CalPERS staff urged the $133 billion pension fund to take the lead in creating an industry standard for reporting private equity returns. The staff of the California Public Employees' Retirement System, Sacramento, plans to have a specific proposal at the investment committee's March meeting to strike a balance between fiduciary duty and transparency. The San Jose Mercury News successfully sued CalPERS to disclose its returns.
Separately, CalPERS terminated Credit Suisse Asset Management as manager of a $1.4 billion currency overlay portfolio. CSAM has underperformed a fully hedged benchmark by 1.3 percentage points since the account was created in July 1992, according to a CalPERS staff memo. George Jamgochian, managing director at CSAM, could not be reached for comment by press time. CalPERS staff recommended one-year renewals of contracts with the fund's other currency managers, Pareto Partners and State Street Global, which overlay $2.3 billion and $800 million, respectively. Pareto also was removed from CalPERS' watchlist.

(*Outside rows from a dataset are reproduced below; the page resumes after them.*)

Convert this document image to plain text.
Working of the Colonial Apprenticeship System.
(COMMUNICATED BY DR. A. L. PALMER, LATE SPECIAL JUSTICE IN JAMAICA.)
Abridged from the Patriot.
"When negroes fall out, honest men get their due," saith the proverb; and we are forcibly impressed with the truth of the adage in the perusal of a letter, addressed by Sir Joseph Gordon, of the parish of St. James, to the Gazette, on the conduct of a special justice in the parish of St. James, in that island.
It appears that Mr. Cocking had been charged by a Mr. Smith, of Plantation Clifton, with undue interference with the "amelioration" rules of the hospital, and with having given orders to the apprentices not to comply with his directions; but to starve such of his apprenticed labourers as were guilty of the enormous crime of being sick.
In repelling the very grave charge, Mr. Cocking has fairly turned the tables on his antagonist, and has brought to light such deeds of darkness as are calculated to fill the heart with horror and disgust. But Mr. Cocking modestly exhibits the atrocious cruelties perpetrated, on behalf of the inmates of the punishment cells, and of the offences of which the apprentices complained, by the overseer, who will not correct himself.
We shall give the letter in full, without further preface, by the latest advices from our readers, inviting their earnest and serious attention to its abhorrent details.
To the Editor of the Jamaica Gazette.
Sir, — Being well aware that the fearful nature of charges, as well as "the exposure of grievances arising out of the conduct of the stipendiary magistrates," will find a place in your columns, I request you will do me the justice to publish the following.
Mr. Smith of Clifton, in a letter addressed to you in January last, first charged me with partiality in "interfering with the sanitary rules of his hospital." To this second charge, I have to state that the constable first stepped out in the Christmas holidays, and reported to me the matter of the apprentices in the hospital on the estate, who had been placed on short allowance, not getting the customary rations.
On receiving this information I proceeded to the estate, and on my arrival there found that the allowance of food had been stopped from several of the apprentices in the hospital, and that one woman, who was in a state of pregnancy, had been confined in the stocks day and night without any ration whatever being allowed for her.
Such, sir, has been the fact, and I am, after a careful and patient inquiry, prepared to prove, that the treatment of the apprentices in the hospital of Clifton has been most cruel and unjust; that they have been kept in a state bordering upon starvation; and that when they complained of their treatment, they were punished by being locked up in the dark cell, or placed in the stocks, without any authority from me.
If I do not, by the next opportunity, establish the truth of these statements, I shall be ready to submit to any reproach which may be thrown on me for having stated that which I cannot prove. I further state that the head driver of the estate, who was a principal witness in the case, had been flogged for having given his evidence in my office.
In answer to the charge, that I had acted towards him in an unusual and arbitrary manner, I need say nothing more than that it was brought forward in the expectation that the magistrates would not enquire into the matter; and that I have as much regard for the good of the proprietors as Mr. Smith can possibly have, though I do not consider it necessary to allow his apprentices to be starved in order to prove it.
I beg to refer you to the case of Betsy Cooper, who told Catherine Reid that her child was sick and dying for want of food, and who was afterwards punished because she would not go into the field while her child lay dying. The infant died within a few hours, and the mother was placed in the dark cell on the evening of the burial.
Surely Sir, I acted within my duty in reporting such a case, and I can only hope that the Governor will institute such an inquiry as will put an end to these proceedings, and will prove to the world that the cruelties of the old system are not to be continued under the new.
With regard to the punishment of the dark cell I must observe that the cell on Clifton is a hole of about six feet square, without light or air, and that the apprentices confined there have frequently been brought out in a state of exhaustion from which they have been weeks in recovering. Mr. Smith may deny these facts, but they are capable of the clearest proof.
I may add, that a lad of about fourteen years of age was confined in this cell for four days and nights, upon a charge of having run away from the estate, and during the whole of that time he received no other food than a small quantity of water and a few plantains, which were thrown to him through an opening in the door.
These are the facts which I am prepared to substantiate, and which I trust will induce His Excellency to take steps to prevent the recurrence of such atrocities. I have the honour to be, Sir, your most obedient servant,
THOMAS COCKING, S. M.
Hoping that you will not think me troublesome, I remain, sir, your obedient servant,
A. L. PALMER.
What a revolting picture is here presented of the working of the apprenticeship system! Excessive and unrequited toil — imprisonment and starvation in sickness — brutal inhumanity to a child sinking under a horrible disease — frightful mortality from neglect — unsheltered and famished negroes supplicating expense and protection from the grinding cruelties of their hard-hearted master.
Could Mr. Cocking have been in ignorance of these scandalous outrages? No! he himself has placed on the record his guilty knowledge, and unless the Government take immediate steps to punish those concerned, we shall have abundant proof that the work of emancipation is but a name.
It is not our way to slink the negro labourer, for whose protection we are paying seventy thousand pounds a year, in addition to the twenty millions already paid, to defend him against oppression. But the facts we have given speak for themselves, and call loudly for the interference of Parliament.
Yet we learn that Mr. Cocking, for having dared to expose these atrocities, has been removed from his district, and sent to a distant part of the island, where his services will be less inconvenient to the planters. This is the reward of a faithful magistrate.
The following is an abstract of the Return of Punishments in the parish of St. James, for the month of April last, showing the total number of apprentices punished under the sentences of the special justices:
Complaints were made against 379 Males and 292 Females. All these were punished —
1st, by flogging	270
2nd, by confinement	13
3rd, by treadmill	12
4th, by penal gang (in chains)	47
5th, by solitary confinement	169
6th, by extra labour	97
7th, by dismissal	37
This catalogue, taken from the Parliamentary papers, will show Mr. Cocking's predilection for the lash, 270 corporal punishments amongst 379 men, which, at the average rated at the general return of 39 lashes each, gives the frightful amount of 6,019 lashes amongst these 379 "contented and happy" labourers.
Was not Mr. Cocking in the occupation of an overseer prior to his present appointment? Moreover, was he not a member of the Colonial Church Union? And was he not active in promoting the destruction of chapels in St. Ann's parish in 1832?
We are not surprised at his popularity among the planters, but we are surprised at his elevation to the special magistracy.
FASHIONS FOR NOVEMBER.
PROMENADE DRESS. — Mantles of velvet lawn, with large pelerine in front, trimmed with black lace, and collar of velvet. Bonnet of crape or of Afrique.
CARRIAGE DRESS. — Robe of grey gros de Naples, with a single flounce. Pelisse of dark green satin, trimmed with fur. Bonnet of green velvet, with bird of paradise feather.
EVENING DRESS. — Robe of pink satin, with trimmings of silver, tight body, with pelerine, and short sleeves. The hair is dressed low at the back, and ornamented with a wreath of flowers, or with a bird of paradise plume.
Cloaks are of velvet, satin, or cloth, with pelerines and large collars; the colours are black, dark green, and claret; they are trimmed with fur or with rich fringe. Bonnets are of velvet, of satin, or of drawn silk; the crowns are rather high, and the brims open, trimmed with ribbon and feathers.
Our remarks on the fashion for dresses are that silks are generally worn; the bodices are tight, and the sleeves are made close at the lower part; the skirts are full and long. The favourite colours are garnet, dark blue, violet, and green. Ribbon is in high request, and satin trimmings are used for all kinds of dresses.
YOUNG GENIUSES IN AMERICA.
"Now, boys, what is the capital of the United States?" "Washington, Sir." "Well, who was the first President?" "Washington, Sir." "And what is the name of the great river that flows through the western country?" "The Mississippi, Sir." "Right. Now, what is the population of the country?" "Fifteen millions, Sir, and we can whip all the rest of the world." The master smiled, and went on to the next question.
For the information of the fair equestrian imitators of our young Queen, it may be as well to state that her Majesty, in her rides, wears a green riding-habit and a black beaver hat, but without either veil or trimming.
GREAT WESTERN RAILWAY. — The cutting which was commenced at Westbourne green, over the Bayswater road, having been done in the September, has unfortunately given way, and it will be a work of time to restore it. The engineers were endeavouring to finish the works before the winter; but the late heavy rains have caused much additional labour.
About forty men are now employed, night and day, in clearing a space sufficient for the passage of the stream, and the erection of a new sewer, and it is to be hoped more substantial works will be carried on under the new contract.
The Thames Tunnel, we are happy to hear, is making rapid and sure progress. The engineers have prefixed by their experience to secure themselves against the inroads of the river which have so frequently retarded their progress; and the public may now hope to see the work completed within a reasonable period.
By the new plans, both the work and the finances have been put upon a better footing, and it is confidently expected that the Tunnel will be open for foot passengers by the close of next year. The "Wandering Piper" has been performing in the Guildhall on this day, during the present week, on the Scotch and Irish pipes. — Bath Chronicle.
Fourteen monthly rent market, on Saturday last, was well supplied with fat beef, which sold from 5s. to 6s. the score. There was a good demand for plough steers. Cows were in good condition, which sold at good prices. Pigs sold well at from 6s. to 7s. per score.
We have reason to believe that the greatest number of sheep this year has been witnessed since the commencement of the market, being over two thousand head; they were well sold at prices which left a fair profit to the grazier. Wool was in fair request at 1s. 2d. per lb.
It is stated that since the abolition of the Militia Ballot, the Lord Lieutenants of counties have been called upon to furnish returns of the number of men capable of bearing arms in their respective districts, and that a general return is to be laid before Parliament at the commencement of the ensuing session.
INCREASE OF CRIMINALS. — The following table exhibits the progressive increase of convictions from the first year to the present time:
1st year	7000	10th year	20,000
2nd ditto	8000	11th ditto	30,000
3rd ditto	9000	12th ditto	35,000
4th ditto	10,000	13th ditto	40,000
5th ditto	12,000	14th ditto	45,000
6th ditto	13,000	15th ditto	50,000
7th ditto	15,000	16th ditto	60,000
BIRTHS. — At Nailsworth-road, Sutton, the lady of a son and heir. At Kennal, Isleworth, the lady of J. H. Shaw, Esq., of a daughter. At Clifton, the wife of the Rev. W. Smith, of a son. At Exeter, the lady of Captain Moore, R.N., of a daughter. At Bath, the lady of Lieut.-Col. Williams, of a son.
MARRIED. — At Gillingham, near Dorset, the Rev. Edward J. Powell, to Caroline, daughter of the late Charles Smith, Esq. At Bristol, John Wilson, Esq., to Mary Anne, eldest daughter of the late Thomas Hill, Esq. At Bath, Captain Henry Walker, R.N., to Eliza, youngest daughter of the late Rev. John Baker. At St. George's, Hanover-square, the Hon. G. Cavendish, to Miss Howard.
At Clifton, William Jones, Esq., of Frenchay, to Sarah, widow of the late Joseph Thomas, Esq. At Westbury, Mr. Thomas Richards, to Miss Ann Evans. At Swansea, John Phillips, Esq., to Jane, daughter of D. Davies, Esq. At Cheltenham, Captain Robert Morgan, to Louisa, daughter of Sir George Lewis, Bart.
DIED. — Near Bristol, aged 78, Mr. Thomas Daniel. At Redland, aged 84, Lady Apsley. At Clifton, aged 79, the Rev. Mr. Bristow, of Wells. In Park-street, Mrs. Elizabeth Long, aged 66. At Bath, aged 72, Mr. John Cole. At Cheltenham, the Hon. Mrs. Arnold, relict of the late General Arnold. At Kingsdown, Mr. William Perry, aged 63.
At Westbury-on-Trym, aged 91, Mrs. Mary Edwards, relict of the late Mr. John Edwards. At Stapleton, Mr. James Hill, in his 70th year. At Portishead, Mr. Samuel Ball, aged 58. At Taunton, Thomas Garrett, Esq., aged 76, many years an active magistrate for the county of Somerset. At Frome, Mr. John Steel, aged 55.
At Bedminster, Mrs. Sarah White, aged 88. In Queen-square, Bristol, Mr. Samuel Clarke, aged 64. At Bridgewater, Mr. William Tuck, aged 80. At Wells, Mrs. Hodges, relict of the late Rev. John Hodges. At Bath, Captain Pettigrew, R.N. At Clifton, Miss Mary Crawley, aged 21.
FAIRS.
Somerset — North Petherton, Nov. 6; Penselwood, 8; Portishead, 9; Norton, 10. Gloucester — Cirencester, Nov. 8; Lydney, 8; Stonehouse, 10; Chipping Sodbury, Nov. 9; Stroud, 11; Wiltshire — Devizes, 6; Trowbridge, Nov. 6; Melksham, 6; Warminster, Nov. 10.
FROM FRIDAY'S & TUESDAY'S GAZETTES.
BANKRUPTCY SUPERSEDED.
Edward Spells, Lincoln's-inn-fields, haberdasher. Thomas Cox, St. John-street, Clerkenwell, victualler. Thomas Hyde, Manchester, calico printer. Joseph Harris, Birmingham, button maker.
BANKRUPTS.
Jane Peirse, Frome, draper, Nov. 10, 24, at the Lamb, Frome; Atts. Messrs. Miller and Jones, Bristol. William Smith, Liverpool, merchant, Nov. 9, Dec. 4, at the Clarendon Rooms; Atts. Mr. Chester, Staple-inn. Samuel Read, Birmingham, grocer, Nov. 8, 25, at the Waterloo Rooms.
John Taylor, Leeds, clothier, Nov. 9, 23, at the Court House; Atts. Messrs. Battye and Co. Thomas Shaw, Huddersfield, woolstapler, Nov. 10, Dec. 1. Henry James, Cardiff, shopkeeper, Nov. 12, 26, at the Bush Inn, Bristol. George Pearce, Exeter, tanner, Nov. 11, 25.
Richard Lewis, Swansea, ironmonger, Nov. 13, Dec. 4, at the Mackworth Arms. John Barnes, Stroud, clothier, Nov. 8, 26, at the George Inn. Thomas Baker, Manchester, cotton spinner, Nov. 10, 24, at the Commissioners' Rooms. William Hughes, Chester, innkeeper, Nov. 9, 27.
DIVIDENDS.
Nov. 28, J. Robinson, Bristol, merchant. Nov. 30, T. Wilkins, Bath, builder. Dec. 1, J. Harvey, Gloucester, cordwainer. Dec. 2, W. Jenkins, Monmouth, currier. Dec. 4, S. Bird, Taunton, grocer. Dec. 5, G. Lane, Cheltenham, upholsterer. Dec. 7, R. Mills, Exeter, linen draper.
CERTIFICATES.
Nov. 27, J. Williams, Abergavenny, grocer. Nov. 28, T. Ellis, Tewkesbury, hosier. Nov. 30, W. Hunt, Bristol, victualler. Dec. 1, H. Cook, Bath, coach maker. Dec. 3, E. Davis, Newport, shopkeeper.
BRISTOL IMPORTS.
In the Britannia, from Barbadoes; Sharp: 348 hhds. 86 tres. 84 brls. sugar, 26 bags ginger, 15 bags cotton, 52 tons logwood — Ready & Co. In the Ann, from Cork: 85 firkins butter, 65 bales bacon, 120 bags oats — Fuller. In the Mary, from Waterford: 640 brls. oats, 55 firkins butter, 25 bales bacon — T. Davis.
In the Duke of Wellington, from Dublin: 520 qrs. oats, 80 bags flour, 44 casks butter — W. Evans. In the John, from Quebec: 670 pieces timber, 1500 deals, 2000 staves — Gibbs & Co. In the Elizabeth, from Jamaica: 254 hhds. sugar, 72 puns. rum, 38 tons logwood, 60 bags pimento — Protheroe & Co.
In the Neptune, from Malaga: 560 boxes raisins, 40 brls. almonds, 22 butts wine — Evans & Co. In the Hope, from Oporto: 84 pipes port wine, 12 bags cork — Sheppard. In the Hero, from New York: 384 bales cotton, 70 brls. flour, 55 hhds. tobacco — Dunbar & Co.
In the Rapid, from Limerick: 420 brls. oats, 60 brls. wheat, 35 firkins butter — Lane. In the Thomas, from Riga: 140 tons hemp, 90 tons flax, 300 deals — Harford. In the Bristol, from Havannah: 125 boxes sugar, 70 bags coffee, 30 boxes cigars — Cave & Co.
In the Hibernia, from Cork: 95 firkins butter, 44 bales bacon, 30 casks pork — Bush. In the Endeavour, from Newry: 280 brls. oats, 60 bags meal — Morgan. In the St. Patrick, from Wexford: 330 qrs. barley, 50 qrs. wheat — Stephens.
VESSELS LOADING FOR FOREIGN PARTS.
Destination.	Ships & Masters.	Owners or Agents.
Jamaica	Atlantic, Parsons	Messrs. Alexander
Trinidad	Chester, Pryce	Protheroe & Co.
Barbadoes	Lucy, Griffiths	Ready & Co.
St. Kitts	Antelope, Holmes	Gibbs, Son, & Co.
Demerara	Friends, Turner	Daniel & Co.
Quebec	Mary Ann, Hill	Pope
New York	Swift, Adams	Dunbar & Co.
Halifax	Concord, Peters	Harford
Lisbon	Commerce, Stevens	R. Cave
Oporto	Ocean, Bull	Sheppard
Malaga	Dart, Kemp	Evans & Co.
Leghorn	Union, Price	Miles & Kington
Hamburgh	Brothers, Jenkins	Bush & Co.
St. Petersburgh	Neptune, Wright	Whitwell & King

Also, CalPERS terminated Merrill Lynch Investment Management, which ran a $543 million international bond portfolio. Merrill Lynch had provided 36 basis points in excess returns since the portfolio's inception in May 1989. No reason was given for the termination. Also, Baring Asset Management, which runs a $1.1 billion international bond portfolio, was put on watch for personnel reasons. Meanwhile, staff recommended one-year renewals of the contracts of Baring, Julius Baer, Bridgewater Associates, Rogge Global Partners, Wellington Management and Western Asset Management, which collectively manage $5.7 billion in foreign bonds for CalPERS.